When Charlie Weatherbie arrived to take up his first head coaching position, he was asked about Army-Navy. He’d seen other rivalries, he said. He knew about other rivalries, Oklahoma-Oklahoma State, for instance. Seemed no different to him. People at Navy spent way too much time worrying about Army when there was a whole season to play.
A subtitle to the Navy side might be “The Education of Charlie Weatherbie.” Even going into the game, after Army Week and a whole season of “Beat Army,” he was more focused on the winning season than on Beating Army. At the end of the game, Weatherbie broke down in tears, repeatedly apologizing to his players for a critical coaching mistake that probably cost them the game, taking responsibility in the best Academy tradition.
Talk about a transformative experience.
Army and Navy have been playing each other in football for 100 years, they’ve been fighting wars together for over 200. What Weatherbie didn’t understand – what most people don’t understand – is that while the Academies live to beat each other in football, they respect rather than hate each other. They save that for the Air Force, the kid brother who thinks it’s about winning games.

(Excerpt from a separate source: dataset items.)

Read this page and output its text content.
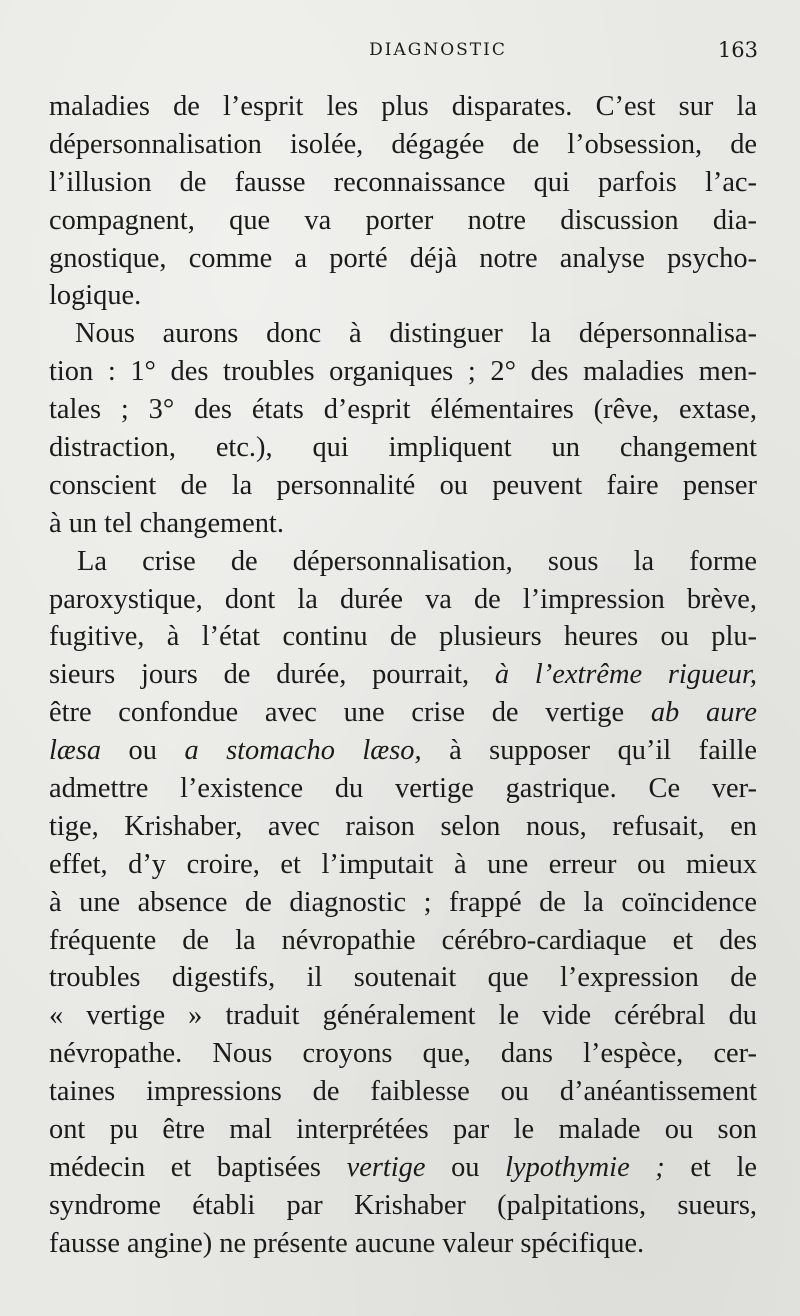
DIAGNOSTIC	163
maladies de l’esprit les plus disparates. C’est sur la
dépersonnalisation isolée, dégagée de l’obsession, de
l’illusion de fausse reconnaissance qui parfois l’ac-
compagnent, que va porter notre discussion dia-
gnostique, comme a porté déjà notre analyse psycho-
logique.
Nous aurons donc à distinguer la dépersonnalisa-
tion : 1° des troubles organiques ; 2° des maladies men-
tales ; 3° des états d’esprit élémentaires (rêve, extase,
distraction, etc.), qui impliquent un changement
conscient de la personnalité ou peuvent faire penser
à un tel changement.
La crise de dépersonnalisation, sous la forme
paroxystique, dont la durée va de l’impression brève,
fugitive, à l’état continu de plusieurs heures ou plu-
sieurs jours de durée, pourrait, à l’extrême rigueur,
être confondue avec une crise de vertige ab aure
læsa ou a stomacho læso, à supposer qu’il faille
admettre l’existence du vertige gastrique. Ce ver-
tige, Krishaber, avec raison selon nous, refusait, en
effet, d’y croire, et l’imputait à une erreur ou mieux
à une absence de diagnostic ; frappé de la coïncidence
fréquente de la névropathie cérébro-cardiaque et des
troubles digestifs, il soutenait que l’expression de
« vertige » traduit généralement le vide cérébral du
névropathe. Nous croyons que, dans l’espèce, cer-
taines impressions de faiblesse ou d’anéantissement
ont pu être mal interprétées par le malade ou son
médecin et baptisées vertige ou lypothymie ; et le
syndrome établi par Krishaber (palpitations, sueurs,
fausse angine) ne présente aucune valeur spécifique.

The book is 10 years old by now, and the football programs have changed a little. In 1995, both academies had programs on the rocks. Army had a respectable program, but Navy had suffered through a couple of 1-win seasons. Both schools were in the lower tier of Division I-A, and were regularly scheduling I-AA teams to pad their win totals. Bowl games were fond, distant memories. Since, while Army’s coaching has completely fallen apart, Navy has gone on to several bowl games and has recently dominated the series.
The Naval Academy was also suffering through a series of scandals – an Electrical Engineering cheating scandal, alumni involved in a murder-suicide, and three midshipmen killed in a freak car accident returning to the Yard. Army had won the previous three games by a total of five points, leaving this as the last chance for Navy’s graduating firstclassmen to win The Game. A popular superintendent had reluctantly returned to Annapolis at the end of his career to right a ship gone horribly wrong.
While West Point as a whole didn’t need the win as badly as Navy did, their coach probably did. And the Army football team didn’t lack for compelling characters with compelling stories. Often these reflect the harsh and somewhat anachronistic discipline that the Academies impose on their underclassmen. One of the best concerns Army team captain Cantelupe and Beast, the introductory hazing new plebes go through the summer that the enter West Point:
Like every plebe, Cantelupe hated Beast, although his approach to it was a little different than most. Cantelupe takes the things that are important to him very seriously: his family, his friends, his responsibilities, and his football. Beyond that, he sees most things in life as not being worth too much concern.
Cantelupe did what he had to do when it came to corps discipline. But he always did it with enough humor to keep himself sane. On one of the first nights of Beast, the first classman in charge of his squad sat everyone down after dinner and demanded that they tell him their family’s origins.
“Klein,” he demanded, looking at Derek Klein, “What kind of name is that?”
“Sir, it’s German sir,” Klein barked back.
“O’Grady,” the firstie continued, “What kind of name is that?”
“Sir, Irish sir.”
It continued like that until the firstie reached Cantelupe, who was both bored and bemused by the whole exercise.
“Cantelupe,” the first roared, “What kind of a name is that?”
“Sir,” Cantelupe replied, his face as straight and serious as everyone else’s, “it’s produce sir.”
The firstie stared at Cantelupe in disbelief. Everyone else stared at the floor, praying they wouldn’t burst into laughter. Klein was biting his lip so hard he thought it must surely b bleeding.
“Do you think that’s funny, Cantelupe?” the firstie screamed. He then gave Cantelupe several minutes of haranguing on what happened to wise-ass plebes who didn’t take their superior officers seriously.
If Feinstein has a problem, it’s that there are too many good stories, with too many good personalities. Guys who have to work their way through Academy prep school to make it in. Guys who fail out. And the ever-present tension between the Corps or the Brigade as a whole, and the football team’s special privileges.
He’s covering the story of two teams through a whole year, and it’s hard to make the narrative hang together. While Feinstein nominally tells the story through Cantelupe and Navy’s captain Andrew Thompson, they provide more of a common thread than a consistent point of view. Also, as the above passage indicates, his praise for his editor is somewhat misplaced.
That said, it was probably a mistake for me to read this book in August.
I already can’t wait for the last weekend in November.